Débarrasser la Libye d’un tyran nommé Mouammar Kadhafi s’avéra somme toute aisé, grâce notamment à la coalition montée par l’Occident. Mais qui aujourd’hui sauvera le pays des milices qui l’ont mis en coupe réglée ? Créée il y a peu, une commission planche sur les moyens d’en finir avec cette gangrène qui menace de gagner l’ensemble du corps étatique. Mercredi dernier lors d’une conférence de presse, le ministre de l’Intérieur Salah el-Mirghani s’est engagé le plus solennellement du monde à tenir sa promesse : « Peu importe, a-t-il affirmé, l’identité et les motivations de ces hommes. Il ne devrait y avoir qu’une seule armée, une seule police. » La veille, une trentaine éléments « incontrôlés » s’étaient emparés sans coup férir du bâtiment du ministère de l’Intérieur après en avoir chassé les fonctionnaires, réclamant pour évacuer les lieux qu’un groupe adverse, le « Comité suprême de sécurité » (sic), cesse d’être soutenu par... le ministère qui l’utilise comme force d’appoint.

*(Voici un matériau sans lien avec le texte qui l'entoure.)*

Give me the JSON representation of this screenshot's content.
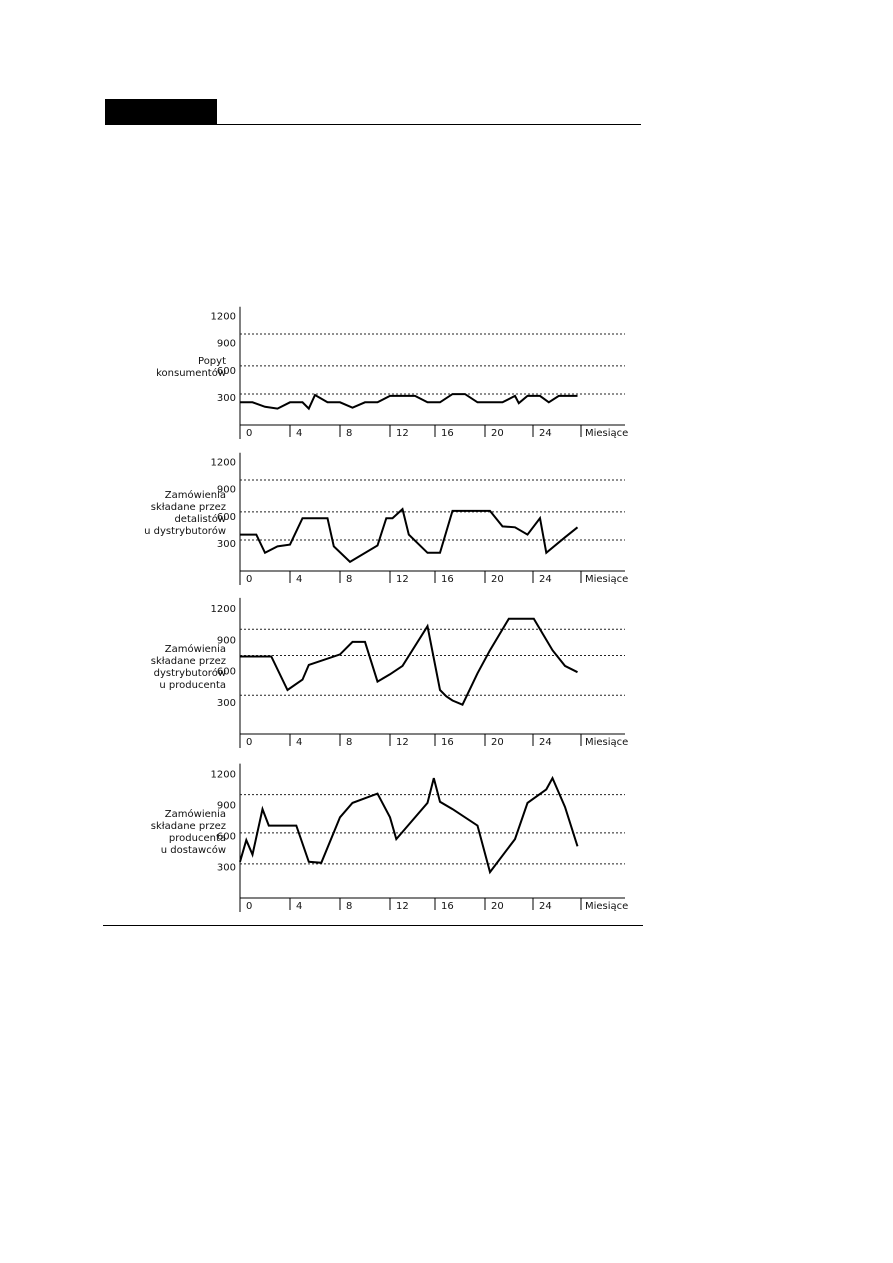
{
  "chart_data": [
    {
      "type": "line",
      "ylabel": [
        "Popyt",
        "konsumentów"
      ],
      "xlabel": "Miesiące",
      "x_ticks": [
        "0",
        "4",
        "8",
        "12",
        "16",
        "20",
        "24"
      ],
      "y_ticks": [
        "1200",
        "900",
        "600",
        "300"
      ],
      "ylim": [
        0,
        1300
      ],
      "gridlines": [
        1000,
        650,
        340
      ],
      "series": [
        {
          "x": [
            0,
            1,
            2,
            3,
            4,
            5,
            5.5,
            6,
            7,
            8,
            9,
            10,
            11,
            12,
            13,
            14,
            15,
            16,
            17,
            18,
            19,
            20,
            21,
            22,
            22.3,
            23,
            24,
            24.7,
            25.5,
            27
          ],
          "y": [
            250,
            250,
            200,
            180,
            250,
            250,
            180,
            330,
            250,
            250,
            190,
            250,
            250,
            320,
            320,
            320,
            250,
            250,
            340,
            340,
            250,
            250,
            250,
            320,
            240,
            320,
            320,
            250,
            320,
            320
          ]
        }
      ]
    },
    {
      "type": "line",
      "ylabel": [
        "Zamówienia",
        "składane przez",
        "detalistów",
        "u dystrybutorów"
      ],
      "xlabel": "Miesiące",
      "x_ticks": [
        "0",
        "4",
        "8",
        "12",
        "16",
        "20",
        "24"
      ],
      "y_ticks": [
        "1200",
        "900",
        "600",
        "300"
      ],
      "ylim": [
        0,
        1300
      ],
      "gridlines": [
        1000,
        650,
        340
      ],
      "series": [
        {
          "x": [
            0,
            1.3,
            2,
            3,
            4,
            5,
            7,
            7.5,
            8.8,
            11,
            11.7,
            12.2,
            13,
            13.5,
            15,
            16,
            17,
            20,
            21,
            22,
            23,
            24,
            24.5,
            26,
            27
          ],
          "y": [
            400,
            400,
            200,
            270,
            290,
            580,
            580,
            270,
            100,
            280,
            580,
            580,
            680,
            400,
            200,
            200,
            660,
            660,
            490,
            480,
            400,
            580,
            200,
            370,
            480
          ]
        }
      ]
    },
    {
      "type": "line",
      "ylabel": [
        "Zamówienia",
        "składane przez",
        "dystrybutorów",
        "u producenta"
      ],
      "xlabel": "Miesiące",
      "x_ticks": [
        "0",
        "4",
        "8",
        "12",
        "16",
        "20",
        "24"
      ],
      "y_ticks": [
        "1200",
        "900",
        "600",
        "300"
      ],
      "ylim": [
        0,
        1300
      ],
      "gridlines": [
        1000,
        750,
        370
      ],
      "series": [
        {
          "x": [
            0,
            2.5,
            3.8,
            5,
            5.5,
            8,
            9,
            10,
            11,
            12,
            13,
            15,
            16,
            16.5,
            17,
            17.8,
            19,
            20,
            21.5,
            23.5,
            25,
            26,
            27
          ],
          "y": [
            740,
            740,
            420,
            520,
            660,
            760,
            880,
            880,
            500,
            570,
            650,
            1030,
            420,
            360,
            320,
            280,
            580,
            800,
            1100,
            1100,
            800,
            650,
            590
          ]
        }
      ]
    },
    {
      "type": "line",
      "ylabel": [
        "Zamówienia",
        "składane przez",
        "producenta",
        "u dostawców"
      ],
      "xlabel": "Miesiące",
      "x_ticks": [
        "0",
        "4",
        "8",
        "12",
        "16",
        "20",
        "24"
      ],
      "y_ticks": [
        "1200",
        "900",
        "600",
        "300"
      ],
      "ylim": [
        0,
        1300
      ],
      "gridlines": [
        1000,
        630,
        330
      ],
      "series": [
        {
          "x": [
            0,
            0.5,
            1,
            1.8,
            2.3,
            4.5,
            5.5,
            6.5,
            8,
            9,
            11,
            12,
            12.5,
            15,
            15.5,
            16,
            17,
            19,
            20,
            22,
            23,
            24.5,
            25,
            26,
            27
          ],
          "y": [
            350,
            560,
            420,
            860,
            700,
            700,
            350,
            340,
            780,
            920,
            1010,
            780,
            570,
            920,
            1160,
            930,
            860,
            700,
            250,
            570,
            920,
            1050,
            1160,
            880,
            500
          ]
        }
      ]
    }
  ]
}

À Tripoli ces temps-ci, les milices – on en compte plusieurs dizaines – tiennent le haut du pavé. Constitués d’anciens rebelles, d’ennemis jurés du défunt guide de la révolution, de détenus libérés en octobre 2011, de chômeurs à la recherche d’une source de revenus ou encore d’agents d’un ordre taillé à leur mesure, ces groupes contrôlent les rues aussi bien que les administrations publiques, semant la terreur et empêchant l’État d’imposer la loi. Mais leur principal ennemi reste le mouvement salafiste qui prétend combattre le crime et les trafics en tous genres. L’an dernier, ces adeptes de la charia s’étaient attaqués à des sanctuaires soufistes, une initiative inspirée par les prouesses de leurs lointains camarades de Tombouctou mais demeurée sans lendemain.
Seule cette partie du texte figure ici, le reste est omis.